Pejuang berbohong kepada dunia. Itu bagian dari pekerjaan. Tapi seorang petarung hebat tidak bisa membohongi dirinya sendiri. Orang-orang hebat belajar menavigasi ruang yang sangat pribadi antara kepercayaan diri dan penyangkalan. Pejuang hebat mungkin merasa seperti Tuhan atau binatang — memang dia seharusnya — tapi sama saja, tahu dia bukan keduanya. Yang hebat dapat mengurai perbedaan antara keberanian dan keberanian.

Lopez memiliki keduanya, berlimpah. Tapi pengetahuan diri? Itu hanya diperoleh dengan cara yang sulit, melalui kegagalan.

Tahun depan atau lebih akan mengungkapkan banyak hal tentang Lopez, bukan hanya petarung seperti apa dia nantinya, tetapi juga pria seperti apa. Sebagian dari diriku akan mendukungnya untuk mengatasi tantangannya. Bukan “Faktor Itu” yang mengkompromikan apa yang mungkin tersisa dari integritas jurnalistik saya, tetapi anak sensitif dan pencari yang bersembunyi di balik topeng pembual yang kejam itu. Sebenarnya, sejak mengalahkan Lomachenko, hidup dan kariernya — rumit di saat-saat terbaik — menjadi, yah, berantakan. Pada akhir 2019, ketika kami pertama kali duduk bersama di Old Pet Boxing Club, tempat dia berlatih jauh di jantung kota New Jersey, Lopez adalah pengantin baru yang akan memenangkan gelar pertamanya. Sekarang dia berpisah dari istrinya, seorang ayah tunggal yang berusaha memenangkan kembali gelarnya.

“Siapa bilang aku ayah tunggal?” dia menembak balik ke arahku.

Ayo.

“Kehidupan pribadi saya tidak ada hubungannya dengan ini.”
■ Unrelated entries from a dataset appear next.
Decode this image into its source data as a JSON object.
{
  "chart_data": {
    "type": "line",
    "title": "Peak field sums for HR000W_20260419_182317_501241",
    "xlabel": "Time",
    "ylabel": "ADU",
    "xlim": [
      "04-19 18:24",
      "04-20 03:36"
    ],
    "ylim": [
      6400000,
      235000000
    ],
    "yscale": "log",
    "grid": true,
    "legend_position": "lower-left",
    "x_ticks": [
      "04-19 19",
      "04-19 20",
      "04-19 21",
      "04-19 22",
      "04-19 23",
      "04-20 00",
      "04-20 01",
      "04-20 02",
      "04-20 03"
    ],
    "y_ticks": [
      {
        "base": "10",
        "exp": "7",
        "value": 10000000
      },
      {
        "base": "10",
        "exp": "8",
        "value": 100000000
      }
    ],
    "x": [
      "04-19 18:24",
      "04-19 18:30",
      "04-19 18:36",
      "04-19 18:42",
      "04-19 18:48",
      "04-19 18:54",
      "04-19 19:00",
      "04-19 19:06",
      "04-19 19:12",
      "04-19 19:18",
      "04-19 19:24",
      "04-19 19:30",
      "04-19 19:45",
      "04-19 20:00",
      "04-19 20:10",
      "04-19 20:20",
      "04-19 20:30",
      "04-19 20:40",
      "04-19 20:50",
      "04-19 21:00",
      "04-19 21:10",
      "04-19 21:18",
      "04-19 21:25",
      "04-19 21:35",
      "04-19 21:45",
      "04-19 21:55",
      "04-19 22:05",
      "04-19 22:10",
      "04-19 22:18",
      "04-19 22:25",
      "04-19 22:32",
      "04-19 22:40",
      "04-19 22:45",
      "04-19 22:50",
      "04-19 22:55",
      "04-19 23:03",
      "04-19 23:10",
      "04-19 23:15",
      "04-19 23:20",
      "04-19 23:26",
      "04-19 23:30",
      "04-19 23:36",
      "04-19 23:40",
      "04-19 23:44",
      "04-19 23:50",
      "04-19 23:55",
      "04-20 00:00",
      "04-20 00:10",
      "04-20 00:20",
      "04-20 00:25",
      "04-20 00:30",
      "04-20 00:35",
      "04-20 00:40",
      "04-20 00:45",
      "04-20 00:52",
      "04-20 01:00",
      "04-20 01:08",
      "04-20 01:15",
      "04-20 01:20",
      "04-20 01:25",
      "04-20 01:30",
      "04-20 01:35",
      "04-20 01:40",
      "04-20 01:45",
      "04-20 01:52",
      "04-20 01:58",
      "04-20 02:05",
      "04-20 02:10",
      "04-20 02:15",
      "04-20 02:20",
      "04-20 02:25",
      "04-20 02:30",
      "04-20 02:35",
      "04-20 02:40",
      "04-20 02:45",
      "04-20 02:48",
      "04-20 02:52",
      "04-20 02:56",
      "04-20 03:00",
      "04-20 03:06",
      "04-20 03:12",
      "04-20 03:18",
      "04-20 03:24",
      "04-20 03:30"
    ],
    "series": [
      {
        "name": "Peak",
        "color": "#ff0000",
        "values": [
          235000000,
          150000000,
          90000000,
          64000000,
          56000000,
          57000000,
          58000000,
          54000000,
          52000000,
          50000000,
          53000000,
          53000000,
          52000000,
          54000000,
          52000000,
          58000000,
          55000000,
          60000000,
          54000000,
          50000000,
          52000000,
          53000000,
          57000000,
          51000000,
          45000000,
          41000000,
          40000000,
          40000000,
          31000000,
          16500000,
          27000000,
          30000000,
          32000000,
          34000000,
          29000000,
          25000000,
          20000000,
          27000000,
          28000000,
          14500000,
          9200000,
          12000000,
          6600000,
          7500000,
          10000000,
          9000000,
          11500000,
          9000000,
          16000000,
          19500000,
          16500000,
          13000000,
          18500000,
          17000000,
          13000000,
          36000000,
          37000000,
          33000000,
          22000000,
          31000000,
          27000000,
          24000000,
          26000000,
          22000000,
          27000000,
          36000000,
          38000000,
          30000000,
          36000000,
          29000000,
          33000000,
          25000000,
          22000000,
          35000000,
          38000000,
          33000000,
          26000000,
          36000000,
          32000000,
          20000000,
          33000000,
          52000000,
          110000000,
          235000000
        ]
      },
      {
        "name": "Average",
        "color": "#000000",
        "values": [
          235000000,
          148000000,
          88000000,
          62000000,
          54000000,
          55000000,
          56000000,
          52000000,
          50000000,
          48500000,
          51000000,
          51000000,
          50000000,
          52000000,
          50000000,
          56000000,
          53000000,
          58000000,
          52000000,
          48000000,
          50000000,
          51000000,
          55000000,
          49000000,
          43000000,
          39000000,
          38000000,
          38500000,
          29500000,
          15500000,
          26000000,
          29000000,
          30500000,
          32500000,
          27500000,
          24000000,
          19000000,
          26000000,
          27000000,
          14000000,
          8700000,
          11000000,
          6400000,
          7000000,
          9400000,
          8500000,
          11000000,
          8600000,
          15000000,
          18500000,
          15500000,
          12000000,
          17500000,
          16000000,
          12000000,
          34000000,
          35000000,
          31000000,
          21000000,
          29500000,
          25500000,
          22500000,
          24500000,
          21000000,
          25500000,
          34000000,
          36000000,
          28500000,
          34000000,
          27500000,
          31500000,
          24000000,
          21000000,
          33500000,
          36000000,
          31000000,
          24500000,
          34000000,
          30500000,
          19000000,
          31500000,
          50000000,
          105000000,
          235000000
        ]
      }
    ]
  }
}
Kami hanya itu benar. Kehidupan pribadinya – garis keturunan itu sendiri dan konflik keluarga yang tak terhindarkan ditulis besar – selalu menjadi bagian dari perjalanan sensasi voyeuristik ini. Itu dimulai dengan sumpah pelatih-ayahnya yang sangat kurang ajar, pada tahun 2018, bahwa putranya akan membongkar Lomachenko, kemudian jelas dianggap sebagai petarung terhebat di dunia.

Tiba-tiba, Lopez berubah dari anak dengan ayah yang menjengkelkan menjadi Fighter of the Yr, Son of Nostradamus. Kemudian, pembakaran yang tidak terlalu lambat, didorong oleh nasib buruk dan keangkuhan. Kambosos — penantang wajib IBF — tampak seperti skor yang bagus, untung besar dengan risiko kecil. Tetapi pada malam pertarungan, 27 November lalu, telah ada delapan kencan, enam tempat prospektif, dua layanan streaming, satu tawaran dompet yang tidak masuk akal, dan sesuai dengan tradisi tinju termegah, jam tak terhitung untuk pengacara. Pada saat itu, Tim Lopez telah memecat ahli gizinya, dengan alasan biaya kamp pelatihan yang berulang-ulang.

Maksudku, mengapa keajaiban petinju khawatir tentang rehidrasi ketika dia bertarung George Kamboso? Atau begitulah yang dipikirkan.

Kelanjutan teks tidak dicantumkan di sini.